The NVIDIA Container Toolkit is a collection of packages which wrap container runtimes like Docker with an interface to the NVIDIA driver on the host. The libnvidia-container library is responsible for providing an API and CLI that automatically provides your system’s GPUs to containers via the runtime wrapper.

The nvidia-container-toolkit component implements a container runtime prestart hook. This means it’s notified when a new container is about to start. It looks at the GPUs you want to attach and invokes libnvidia-container to handle container creation.

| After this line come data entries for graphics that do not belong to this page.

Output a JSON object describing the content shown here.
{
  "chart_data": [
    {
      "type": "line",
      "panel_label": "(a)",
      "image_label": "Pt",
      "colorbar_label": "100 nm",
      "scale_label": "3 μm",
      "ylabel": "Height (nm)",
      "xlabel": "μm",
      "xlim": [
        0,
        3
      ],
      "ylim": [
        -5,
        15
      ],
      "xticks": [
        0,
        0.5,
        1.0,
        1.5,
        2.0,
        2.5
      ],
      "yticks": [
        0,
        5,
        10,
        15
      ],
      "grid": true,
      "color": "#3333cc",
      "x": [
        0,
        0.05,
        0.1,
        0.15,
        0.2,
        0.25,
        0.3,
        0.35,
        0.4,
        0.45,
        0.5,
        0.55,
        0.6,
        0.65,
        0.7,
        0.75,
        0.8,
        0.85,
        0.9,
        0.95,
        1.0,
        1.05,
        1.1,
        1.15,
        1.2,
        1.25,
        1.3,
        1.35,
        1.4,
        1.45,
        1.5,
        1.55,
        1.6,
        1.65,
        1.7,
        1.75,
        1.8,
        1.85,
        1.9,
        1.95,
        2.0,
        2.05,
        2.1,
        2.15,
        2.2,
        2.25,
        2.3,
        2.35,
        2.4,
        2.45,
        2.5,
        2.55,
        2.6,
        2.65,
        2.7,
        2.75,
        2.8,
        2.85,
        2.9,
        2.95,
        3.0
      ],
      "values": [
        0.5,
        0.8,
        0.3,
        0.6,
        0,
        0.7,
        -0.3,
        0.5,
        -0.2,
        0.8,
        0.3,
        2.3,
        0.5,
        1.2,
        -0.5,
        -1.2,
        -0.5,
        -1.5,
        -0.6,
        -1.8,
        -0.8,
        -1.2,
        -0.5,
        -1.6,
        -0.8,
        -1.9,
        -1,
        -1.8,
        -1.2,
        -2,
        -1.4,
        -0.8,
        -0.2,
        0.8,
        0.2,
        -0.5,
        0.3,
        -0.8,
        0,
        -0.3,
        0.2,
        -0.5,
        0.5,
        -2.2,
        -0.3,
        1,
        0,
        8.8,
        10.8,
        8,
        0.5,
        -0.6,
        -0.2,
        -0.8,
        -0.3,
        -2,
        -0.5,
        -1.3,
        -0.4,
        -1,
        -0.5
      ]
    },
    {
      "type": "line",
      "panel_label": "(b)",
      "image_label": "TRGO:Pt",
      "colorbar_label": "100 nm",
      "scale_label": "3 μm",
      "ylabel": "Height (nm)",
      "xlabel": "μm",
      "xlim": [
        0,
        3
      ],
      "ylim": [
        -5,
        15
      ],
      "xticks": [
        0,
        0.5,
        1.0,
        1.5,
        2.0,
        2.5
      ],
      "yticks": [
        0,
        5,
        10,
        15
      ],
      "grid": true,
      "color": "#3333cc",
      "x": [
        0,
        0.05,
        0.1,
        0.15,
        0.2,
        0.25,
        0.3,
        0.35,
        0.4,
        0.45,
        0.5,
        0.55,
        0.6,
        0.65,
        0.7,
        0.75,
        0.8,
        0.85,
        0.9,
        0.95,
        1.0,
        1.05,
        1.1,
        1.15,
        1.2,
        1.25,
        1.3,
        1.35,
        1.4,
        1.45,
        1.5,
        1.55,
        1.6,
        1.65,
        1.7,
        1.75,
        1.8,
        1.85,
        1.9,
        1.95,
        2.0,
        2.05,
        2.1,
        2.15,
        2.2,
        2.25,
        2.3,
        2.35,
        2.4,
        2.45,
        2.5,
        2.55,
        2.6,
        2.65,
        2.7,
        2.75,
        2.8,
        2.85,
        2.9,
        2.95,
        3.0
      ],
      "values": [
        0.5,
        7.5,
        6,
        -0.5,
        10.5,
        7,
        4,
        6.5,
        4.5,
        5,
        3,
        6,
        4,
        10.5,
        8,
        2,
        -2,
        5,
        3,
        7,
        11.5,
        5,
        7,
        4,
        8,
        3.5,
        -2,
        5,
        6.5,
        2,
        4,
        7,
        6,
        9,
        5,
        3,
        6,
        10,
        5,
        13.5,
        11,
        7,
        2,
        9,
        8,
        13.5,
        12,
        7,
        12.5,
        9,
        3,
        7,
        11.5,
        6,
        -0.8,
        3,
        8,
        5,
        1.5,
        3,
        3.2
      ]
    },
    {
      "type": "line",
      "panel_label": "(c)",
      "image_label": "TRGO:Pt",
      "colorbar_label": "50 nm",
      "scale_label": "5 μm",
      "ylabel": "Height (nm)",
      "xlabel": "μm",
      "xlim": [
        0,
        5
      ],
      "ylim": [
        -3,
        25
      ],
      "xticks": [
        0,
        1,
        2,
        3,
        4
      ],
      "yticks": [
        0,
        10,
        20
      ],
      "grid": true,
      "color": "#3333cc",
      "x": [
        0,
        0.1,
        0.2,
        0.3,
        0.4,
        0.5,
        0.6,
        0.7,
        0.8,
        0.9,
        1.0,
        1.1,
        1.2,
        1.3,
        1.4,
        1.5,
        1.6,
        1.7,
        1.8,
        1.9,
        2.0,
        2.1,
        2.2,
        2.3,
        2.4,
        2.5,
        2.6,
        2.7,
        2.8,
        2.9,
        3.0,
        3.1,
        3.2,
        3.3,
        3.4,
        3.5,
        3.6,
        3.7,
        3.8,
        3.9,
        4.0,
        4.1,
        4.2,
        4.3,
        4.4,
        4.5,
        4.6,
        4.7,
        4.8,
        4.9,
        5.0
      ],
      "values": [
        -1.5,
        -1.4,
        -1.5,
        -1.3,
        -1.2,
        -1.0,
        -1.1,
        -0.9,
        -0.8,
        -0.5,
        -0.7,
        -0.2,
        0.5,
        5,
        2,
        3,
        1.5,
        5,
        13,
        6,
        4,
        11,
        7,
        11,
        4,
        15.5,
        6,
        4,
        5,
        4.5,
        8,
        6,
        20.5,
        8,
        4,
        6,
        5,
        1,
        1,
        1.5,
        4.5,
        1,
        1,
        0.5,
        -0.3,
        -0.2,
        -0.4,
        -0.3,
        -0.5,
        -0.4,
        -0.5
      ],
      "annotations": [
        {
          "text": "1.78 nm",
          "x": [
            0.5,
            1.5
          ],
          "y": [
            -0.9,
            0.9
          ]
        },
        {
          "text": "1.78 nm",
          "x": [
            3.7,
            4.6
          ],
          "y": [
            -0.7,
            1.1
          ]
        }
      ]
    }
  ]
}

The hook is enabled by nvidia-container-runtime. This wraps your “real” container runtime such as containerd or runc to ensure the NVIDIA prestart hook is run. Your existing runtime continues the container start process after the hook has executed. When the container toolkit is installed, you’ll see the NVIDIA runtime selected in your Docker daemon config file.

Summary

Using an NVIDIA GPU inside a Docker container requires you to add the NVIDIA Container Toolkit to the host. This integrates the NVIDIA drivers with your container runtime.

Calling docker run with the –gpu flag makes your hardware visible to the container. This must be set on each container you launch, after the Container Toolkit has been installed.

NVIDIA provides preconfigured CUDA Docker images that you can use as a quick starter for your application. If you need something more specific, refer to the official Dockerfiles to assemble your own that’s still compatible with the Container Toolkit.